In my anarcho-peacenik days, almost every young feminist atheist woman around was going through a “nun” phase. Having been assigned Holy Anorexia in their women’s-studies classes, some began collecting Catholic kitsch (“ironically,” of course) and became compulsively drawn to depictions of cloistered life.
(Other irreligious women devour Amish romance novels or, as we’ve recently seen, eagerly, even tearfully, allow themselves to be hijabbed; religious austerity is a surprisingly good conductor of a kind of sentimental glamor.)

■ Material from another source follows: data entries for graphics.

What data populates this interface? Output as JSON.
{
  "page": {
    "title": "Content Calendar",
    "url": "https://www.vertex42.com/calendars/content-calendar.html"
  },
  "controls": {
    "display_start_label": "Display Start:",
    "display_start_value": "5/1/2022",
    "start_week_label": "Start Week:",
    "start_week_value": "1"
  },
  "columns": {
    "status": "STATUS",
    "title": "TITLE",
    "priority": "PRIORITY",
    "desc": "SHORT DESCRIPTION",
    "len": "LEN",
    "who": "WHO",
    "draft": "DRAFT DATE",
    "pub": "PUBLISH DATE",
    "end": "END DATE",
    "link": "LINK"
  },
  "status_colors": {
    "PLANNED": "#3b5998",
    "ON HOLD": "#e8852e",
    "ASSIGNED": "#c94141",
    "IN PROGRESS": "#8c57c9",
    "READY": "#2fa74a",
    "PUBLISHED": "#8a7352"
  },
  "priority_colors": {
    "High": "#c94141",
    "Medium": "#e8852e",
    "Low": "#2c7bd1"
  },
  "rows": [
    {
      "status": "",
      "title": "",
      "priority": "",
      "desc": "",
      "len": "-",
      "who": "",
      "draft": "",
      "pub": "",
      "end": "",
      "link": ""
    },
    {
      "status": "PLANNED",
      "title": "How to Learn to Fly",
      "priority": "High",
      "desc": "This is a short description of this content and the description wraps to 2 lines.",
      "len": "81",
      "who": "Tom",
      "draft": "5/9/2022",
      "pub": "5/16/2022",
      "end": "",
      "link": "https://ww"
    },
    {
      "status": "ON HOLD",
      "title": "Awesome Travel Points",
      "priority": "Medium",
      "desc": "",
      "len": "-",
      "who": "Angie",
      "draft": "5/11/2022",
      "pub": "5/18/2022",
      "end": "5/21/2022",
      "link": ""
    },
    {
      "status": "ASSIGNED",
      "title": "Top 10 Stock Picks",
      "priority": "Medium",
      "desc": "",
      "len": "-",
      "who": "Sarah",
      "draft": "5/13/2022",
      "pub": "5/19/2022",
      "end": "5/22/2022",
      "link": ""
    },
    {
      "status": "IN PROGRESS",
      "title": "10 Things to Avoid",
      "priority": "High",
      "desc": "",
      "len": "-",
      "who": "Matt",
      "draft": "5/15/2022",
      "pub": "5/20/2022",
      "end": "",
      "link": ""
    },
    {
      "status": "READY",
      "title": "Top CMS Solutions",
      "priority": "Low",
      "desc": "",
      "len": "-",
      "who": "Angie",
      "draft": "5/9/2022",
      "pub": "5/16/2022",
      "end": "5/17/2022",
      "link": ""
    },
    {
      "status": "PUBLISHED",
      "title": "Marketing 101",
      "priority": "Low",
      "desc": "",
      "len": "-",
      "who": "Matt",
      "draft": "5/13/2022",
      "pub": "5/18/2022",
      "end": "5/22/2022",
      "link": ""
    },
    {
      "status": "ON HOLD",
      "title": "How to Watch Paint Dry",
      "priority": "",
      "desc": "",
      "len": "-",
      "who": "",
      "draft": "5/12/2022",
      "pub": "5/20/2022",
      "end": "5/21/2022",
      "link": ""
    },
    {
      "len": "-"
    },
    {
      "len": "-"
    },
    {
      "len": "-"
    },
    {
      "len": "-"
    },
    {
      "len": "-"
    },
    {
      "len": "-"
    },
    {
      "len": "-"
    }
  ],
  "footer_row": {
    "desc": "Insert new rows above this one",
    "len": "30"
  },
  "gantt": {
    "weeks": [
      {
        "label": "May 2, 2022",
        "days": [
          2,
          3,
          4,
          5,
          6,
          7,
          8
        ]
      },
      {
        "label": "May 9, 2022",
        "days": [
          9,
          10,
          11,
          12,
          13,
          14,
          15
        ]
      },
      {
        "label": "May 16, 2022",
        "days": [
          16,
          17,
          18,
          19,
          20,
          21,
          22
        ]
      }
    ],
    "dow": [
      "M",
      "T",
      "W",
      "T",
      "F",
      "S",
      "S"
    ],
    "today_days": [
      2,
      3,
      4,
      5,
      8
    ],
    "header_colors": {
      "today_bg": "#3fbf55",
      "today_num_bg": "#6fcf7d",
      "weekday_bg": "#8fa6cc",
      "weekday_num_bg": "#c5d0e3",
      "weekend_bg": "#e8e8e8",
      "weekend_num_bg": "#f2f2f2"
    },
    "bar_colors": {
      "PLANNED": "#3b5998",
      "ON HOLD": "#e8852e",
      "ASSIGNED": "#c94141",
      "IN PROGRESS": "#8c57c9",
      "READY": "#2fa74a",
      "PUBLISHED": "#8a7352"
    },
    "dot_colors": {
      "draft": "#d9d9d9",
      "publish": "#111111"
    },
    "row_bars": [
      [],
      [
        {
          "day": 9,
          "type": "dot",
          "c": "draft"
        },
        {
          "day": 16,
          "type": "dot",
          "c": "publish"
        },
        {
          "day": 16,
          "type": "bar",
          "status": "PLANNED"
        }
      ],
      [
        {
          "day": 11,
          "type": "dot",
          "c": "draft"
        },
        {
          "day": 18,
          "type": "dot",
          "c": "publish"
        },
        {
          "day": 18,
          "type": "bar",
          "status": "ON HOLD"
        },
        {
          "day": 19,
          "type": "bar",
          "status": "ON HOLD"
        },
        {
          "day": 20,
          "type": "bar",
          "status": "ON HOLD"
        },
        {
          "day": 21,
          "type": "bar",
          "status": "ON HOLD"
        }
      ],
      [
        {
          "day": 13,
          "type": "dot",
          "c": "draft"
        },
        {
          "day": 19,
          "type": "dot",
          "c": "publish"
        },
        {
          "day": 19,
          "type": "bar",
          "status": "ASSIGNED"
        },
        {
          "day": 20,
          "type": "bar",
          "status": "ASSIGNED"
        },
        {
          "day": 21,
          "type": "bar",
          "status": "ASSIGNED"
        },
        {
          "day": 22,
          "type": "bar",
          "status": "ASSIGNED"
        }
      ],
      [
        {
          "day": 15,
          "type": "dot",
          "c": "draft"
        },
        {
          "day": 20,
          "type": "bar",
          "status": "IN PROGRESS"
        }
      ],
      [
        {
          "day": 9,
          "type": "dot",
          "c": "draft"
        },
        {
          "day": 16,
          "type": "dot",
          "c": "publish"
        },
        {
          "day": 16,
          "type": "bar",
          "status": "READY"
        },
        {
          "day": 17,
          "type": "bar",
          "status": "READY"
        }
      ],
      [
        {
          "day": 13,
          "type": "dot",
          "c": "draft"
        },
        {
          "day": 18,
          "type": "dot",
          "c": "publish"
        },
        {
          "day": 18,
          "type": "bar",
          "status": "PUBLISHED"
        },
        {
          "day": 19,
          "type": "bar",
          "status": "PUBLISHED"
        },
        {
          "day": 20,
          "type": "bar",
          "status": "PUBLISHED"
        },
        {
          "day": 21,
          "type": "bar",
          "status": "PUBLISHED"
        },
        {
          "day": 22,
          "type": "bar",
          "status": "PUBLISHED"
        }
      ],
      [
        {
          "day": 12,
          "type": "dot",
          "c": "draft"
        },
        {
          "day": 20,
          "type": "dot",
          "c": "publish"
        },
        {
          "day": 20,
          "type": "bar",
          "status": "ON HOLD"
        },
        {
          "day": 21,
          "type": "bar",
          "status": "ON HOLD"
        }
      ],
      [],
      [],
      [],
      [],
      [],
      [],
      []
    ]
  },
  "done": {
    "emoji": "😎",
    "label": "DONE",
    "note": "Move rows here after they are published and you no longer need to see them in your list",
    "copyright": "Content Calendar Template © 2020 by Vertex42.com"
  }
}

Those feminists’ fascination with Catholic nuns made sense, actually. Here were women living and working together, doing good—and without men around. Catholic nuns had been acting out a secular separatist feminist ideal, and for centuries, too, not the scant single suite of seasons (if that) a faddish “wimmen’s commune” might endure.
As an actual Catholic who had been raised by nuns since what used to be called nursery school through (now defunct) grade 13, then worked with them at a left-leaning newspaper, any “inside information” I proffered to these eager seekers inevitably let them down. The “Josies” who pretty much ran my hometown, and the sisters I shared a Toronto office with, didn’t glide around serenely, emanating patience, wisdom, and holiness. They were, I explained to the frowning feminists, just generally decent old ladies—tough, sure, but also frumpy and frequently tired. The nuns I knew then, in the late 1980s, wore polyester pull-on slacks and cheap, sensible shoes, went to baseball games, drank the odd beer, and read detective novels.
And yet they weren’t “just ordinary women,” either. Their remove from modern life’s most basic ingredients—relationships with men and child rearing, of course, but also job hunting, home buying, and retirement planning—sometimes bestowed an otherworldliness that wasn’t charmingly fey so much as brittle and tone-deaf.
I expect that when pop singer Katy Perry put that down payment on the Los Angeles manse she’s hoping to move into, its history as a convent added to its already considerable allure. She, like so many outsiders, likely presumed the walls would fairly exude the hum of vespers and not, as is more likely, the residue of Enneagram seminars and lectures on liberation theology. (Then there’s the bad karma from those pedophile priests who were shacked up there, come to find out...)
Perry was raised in one of those stuck-up Protestant denominations that consider Catholics weirdos, while simultaneously forbidding their own kids to eat “Lucky Charms [cereal] as the term ‘luck’ reminded their mother of Lucifer,” and making them “call deviled eggs ‘angeled eggs.’” Perry’s attempted purchase of the old Immaculate Heart convent is probably a wee jab at said mother, who sounds a lot like Carrie’s but without the charm and wit.
“Attempted” because there’s a murky, sleazy-sounding conflict over the $14.5 million Los Feliz mother house. Like all but the most traditional women’s religious orders, the Immaculate Hearts are dying off, rendering their huge residence redundant. The remaining nuns are refusing to sell, but not because they’d always dreamt of transforming the place into a homeless shelter or something. They say they have a higher bid from local restaurateur Dana Hollister, who wants to turn it into a boutique hotel.
Whereas the Archbishop says the property isn’t theirs to sell and he’s siding with the chubby chick who rocketed to fame and fortune singing “I Kissed a Girl.” The nuns aren’t thrilled with Perry’s sexpot persona, but they seem especially peeved about her flaky flirtation with witchcraft.
Hollister serves up the money quote:
It’s interesting [Perry] has all this “girl power” and she’s running over a woman and five nuns.